- Born: November 19, 1935
- Died: July 28, 2022 (aged 86)
- Occupation: Novelist
- Years active: 1965–2022

= Mark Smith (novelist) =

American novelist (1935–2022)

Mark Smith (November 19, 1935 – July 28, 2022) was an American novelist. A professor of English at the University of New Hampshire, he authored several novels spanning literary fiction and crime fiction, his works were recognized for physiological insight and narrative innovation.

Smith's debut, Toyland (1965), was followed by The Middleman (1967), Doctor Blues (1983), and Smoke Street (1984). Two of his novels The Moon Lamp (1976) and The Delphinium Girl (1980) were selected by the Book of the Month Club. His most acclaimed work, The Death of the Detective (1973) was nominated for the National Book Award in 1974, and a was a New York Times bestseller. The Death of the Detective was reprinted in 2015 by Brash Books.

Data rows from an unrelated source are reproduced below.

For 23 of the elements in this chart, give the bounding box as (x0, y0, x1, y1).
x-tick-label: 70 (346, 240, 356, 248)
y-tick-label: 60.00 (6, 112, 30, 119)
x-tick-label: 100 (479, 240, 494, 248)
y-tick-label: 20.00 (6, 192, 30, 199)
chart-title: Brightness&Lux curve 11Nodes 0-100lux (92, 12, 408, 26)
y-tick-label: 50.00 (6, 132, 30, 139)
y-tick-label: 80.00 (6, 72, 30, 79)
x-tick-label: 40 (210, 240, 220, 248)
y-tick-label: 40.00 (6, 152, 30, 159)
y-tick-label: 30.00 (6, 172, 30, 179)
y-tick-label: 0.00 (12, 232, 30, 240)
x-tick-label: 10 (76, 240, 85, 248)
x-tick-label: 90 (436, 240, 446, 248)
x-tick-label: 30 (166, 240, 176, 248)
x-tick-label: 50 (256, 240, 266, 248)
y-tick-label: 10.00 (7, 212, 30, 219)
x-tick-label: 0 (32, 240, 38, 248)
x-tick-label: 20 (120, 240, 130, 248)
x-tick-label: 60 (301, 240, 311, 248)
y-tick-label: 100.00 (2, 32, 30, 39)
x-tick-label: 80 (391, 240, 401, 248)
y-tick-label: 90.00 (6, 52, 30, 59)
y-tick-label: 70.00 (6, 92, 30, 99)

Smith continued to be cited posthumously in academic and literary circles for his contributions to postmodern American fiction. Following his death in 2022, retrospectives and obituaries highlighted his unique voice and genre-defying style. A collection of his unpublished papers and drafts was donated to the University of New Hampshire's special collections archive in 2023, providing new insight into his creative process and literary development.